Retym’s programmable coherent DSPs aim to become a foundational part of future AI and cloud infrastructure. The Series D funding will help the company move into production and continue developing new products. The goal is a multi-generational roadmap that keeps pace with growing network demand from AI systems.
“As AI workloads continue to grow, they’re pushing infrastructure to its limits,” Kuklinski said. “Retym’s team is uniquely positioned to address this, and we’re excited to support them as they build out the future of AI networking.”
Mayfield’s Chaddha called the team “exceptional,” and said their work could define the next wave of AI infrastructure. Kleiner Perkins partner Mamoon Hamid echoed that sentiment, saying Retym’s approach to coherent DSPs could fix some of the biggest limitations holding AI back.
The timing might be right. Analysts at Dell’Oro Group estimate global spending on data center compute and networking could top $1 trillion annually within the next decade.
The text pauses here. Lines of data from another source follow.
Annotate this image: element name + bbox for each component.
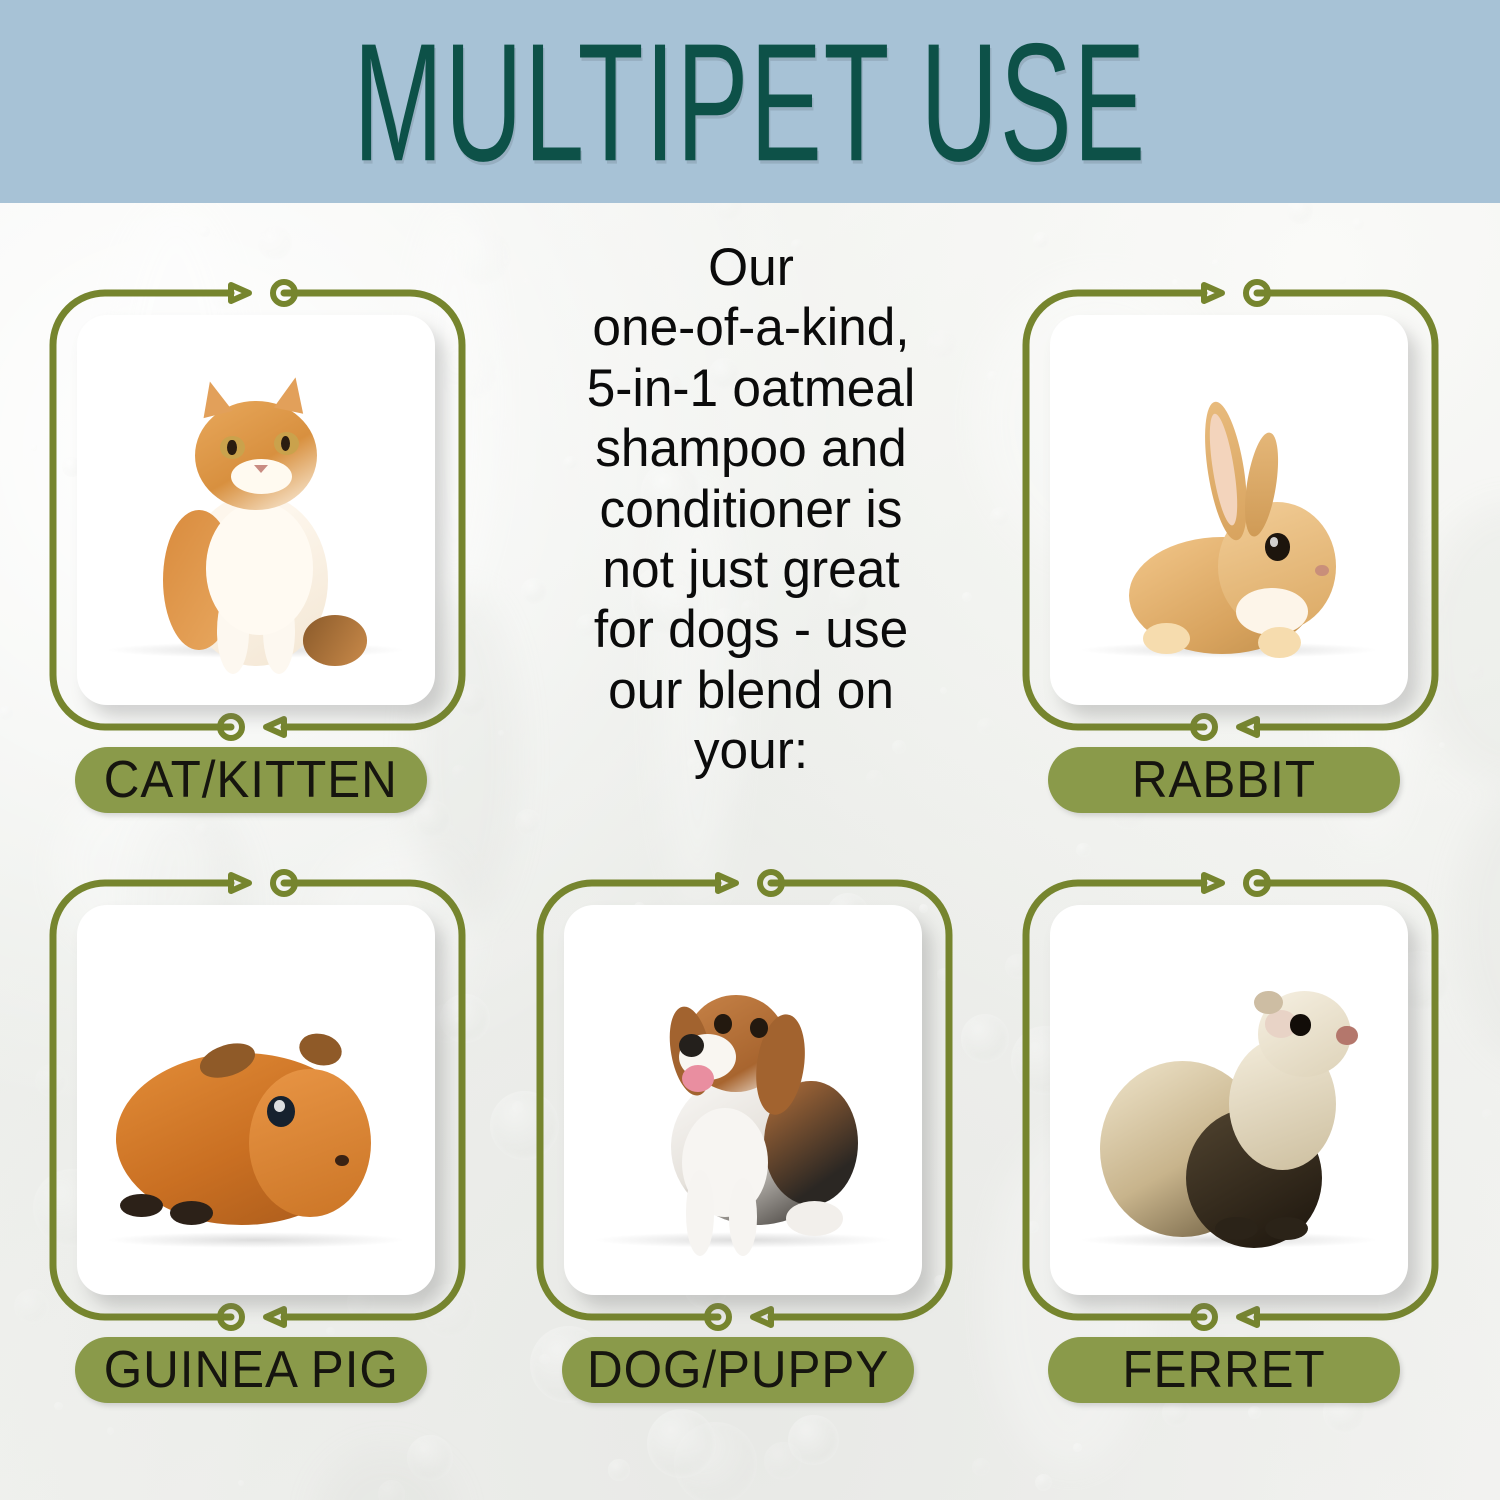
pet-label-rabbit: RABBIT <box>1048 747 1400 813</box>
blurb-line-5: conditioner is <box>523 480 979 540</box>
pet-label-cat: CAT/KITTEN <box>75 747 427 813</box>
pet-cell-dog[interactable]: DOG/PUPPY <box>532 875 957 1325</box>
header-banner: MULTIPET USE <box>0 0 1500 203</box>
blurb-line-7: for dogs - use <box>523 600 979 660</box>
blurb-line-9: your: <box>523 721 979 781</box>
pet-label-cat-text: CAT/KITTEN <box>104 750 398 810</box>
page-title: MULTIPET USE <box>353 18 1146 186</box>
blurb-line-1: Our <box>523 238 979 298</box>
pet-cell-ferret[interactable]: FERRET <box>1018 875 1443 1325</box>
blurb-line-3: 5-in-1 oatmeal <box>523 359 979 419</box>
blurb-line-8: our blend on <box>523 661 979 721</box>
pet-label-ferret-text: FERRET <box>1122 1340 1325 1400</box>
blurb-line-4: shampoo and <box>523 419 979 479</box>
pet-label-dog: DOG/PUPPY <box>562 1337 914 1403</box>
blurb-line-2: one-of-a-kind, <box>523 298 979 358</box>
infographic-page: MULTIPET USE Our one-of-a-kind, 5-in-1 o… <box>0 0 1500 1500</box>
pet-label-dog-text: DOG/PUPPY <box>587 1340 889 1400</box>
pet-cell-cat[interactable]: CAT/KITTEN <box>45 285 470 735</box>
rabbit-photo <box>1050 315 1408 705</box>
pet-label-guinea-pig-text: GUINEA PIG <box>103 1340 398 1400</box>
pet-label-rabbit-text: RABBIT <box>1132 750 1316 810</box>
guinea-pig-photo <box>77 905 435 1295</box>
pet-label-ferret: FERRET <box>1048 1337 1400 1403</box>
pet-label-guinea-pig: GUINEA PIG <box>75 1337 427 1403</box>
cat-photo <box>77 315 435 705</box>
pet-cell-guinea-pig[interactable]: GUINEA PIG <box>45 875 470 1325</box>
dog-photo <box>564 905 922 1295</box>
blurb-line-6: not just great <box>523 540 979 600</box>
pet-cell-rabbit[interactable]: RABBIT <box>1018 285 1443 735</box>
product-description: Our one-of-a-kind, 5-in-1 oatmeal shampo… <box>523 238 979 782</box>
ferret-photo <box>1050 905 1408 1295</box>
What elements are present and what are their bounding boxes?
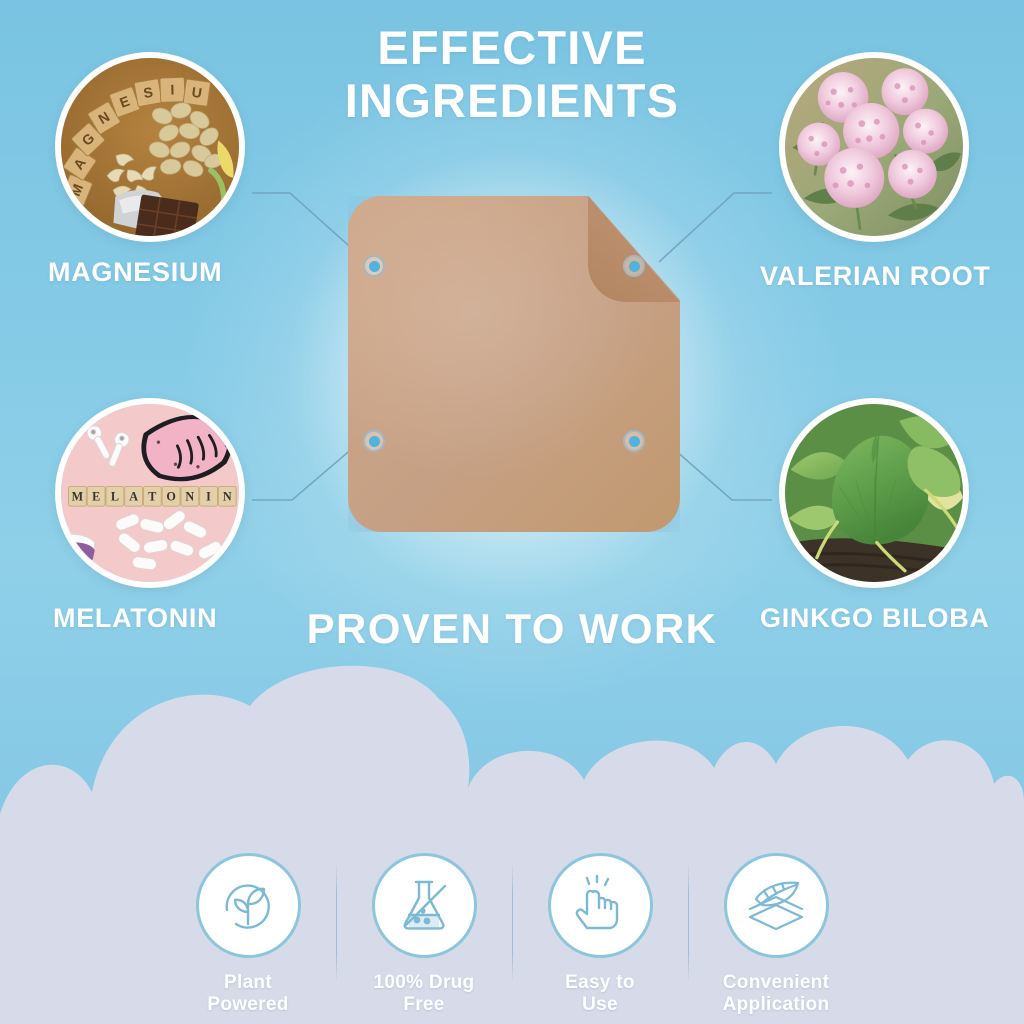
svg-text:M: M <box>72 489 84 503</box>
connector-dot-ginkgo-biloba <box>623 430 645 452</box>
svg-text:T: T <box>148 489 156 503</box>
feature-list: Plant Powered <box>0 853 1024 1016</box>
magnesium-photo: M A G N E S I U <box>55 52 245 242</box>
ingredient-valerian-root: VALERIAN ROOT <box>779 52 969 242</box>
feather-patch-layers-icon <box>744 873 808 937</box>
ingredient-magnesium: M A G N E S I U <box>55 52 245 242</box>
svg-text:N: N <box>223 489 232 503</box>
feature-badge-convenient-application <box>724 853 829 958</box>
feature-label-convenient-application: Convenient Application <box>723 972 830 1016</box>
feature-label-easy-to-use: Easy to Use <box>565 972 635 1016</box>
feature-convenient-application: Convenient Application <box>689 853 864 1016</box>
ingredient-label-magnesium: MAGNESIUM <box>48 257 368 288</box>
feature-label-plant-powered: Plant Powered <box>207 972 288 1016</box>
feature-badge-easy-to-use <box>548 853 653 958</box>
svg-text:I: I <box>206 489 211 503</box>
product-patch <box>348 196 680 532</box>
feature-easy-to-use: Easy to Use <box>513 853 688 1016</box>
feature-plant-powered: Plant Powered <box>161 853 336 1016</box>
svg-text:O: O <box>166 489 175 503</box>
infographic-canvas: EFFECTIVE INGREDIENTS <box>0 0 1024 1024</box>
feature-drug-free: 100% Drug Free <box>337 853 512 1016</box>
tapping-hand-icon <box>569 874 631 936</box>
feature-badge-drug-free <box>372 853 477 958</box>
valerian-root-photo <box>779 52 969 242</box>
ginkgo-biloba-photo <box>779 398 969 588</box>
ingredient-melatonin: M E L A T O N I N <box>55 398 245 588</box>
feature-label-drug-free: 100% Drug Free <box>374 972 475 1016</box>
feature-badge-plant-powered <box>196 853 301 958</box>
connector-dot-valerian-root <box>623 255 645 277</box>
melatonin-photo: M E L A T O N I N <box>55 398 245 588</box>
svg-text:E: E <box>92 489 100 503</box>
tagline: PROVEN TO WORK <box>0 605 1024 653</box>
svg-text:A: A <box>129 489 138 503</box>
svg-text:N: N <box>185 489 194 503</box>
no-flask-icon <box>393 874 455 936</box>
svg-text:I: I <box>170 81 174 97</box>
plant-sprout-icon <box>217 874 279 936</box>
ingredient-label-valerian-root: VALERIAN ROOT <box>760 261 1024 292</box>
connector-dot-melatonin <box>363 430 385 452</box>
ingredient-ginkgo-biloba: GINKGO BILOBA <box>779 398 969 588</box>
svg-text:L: L <box>111 489 119 503</box>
Retym is stepping into that market with technology meant to help move data faster, more efficiently, and with less power.
“The old boundaries between inside-the-datacenter and datacenter interconnect are starting to blur,” said Vlad Kozlov, CEO of research firm LightCounting. “Retym is entering just as the need for smarter DSPs is becoming unavoidable.”
Gandhi says the company is just getting started. “We’re working closely with customers and partners to bring our DSPs into next-gen transceiver designs. There’s more coming soon.”
Founded by Sachin Gandhi (CEO) and Dr. Roni El-Bahar (CTO), Retym is a semiconductor startup focused on solving some of the toughest challenges in AI infrastructure and cloud connectivity. The company brings together top talent in analog design, DSP, VLSI, and optical communications—backed by experienced investors—to build high-performance chips aimed at reshaping how data moves through AI data centers.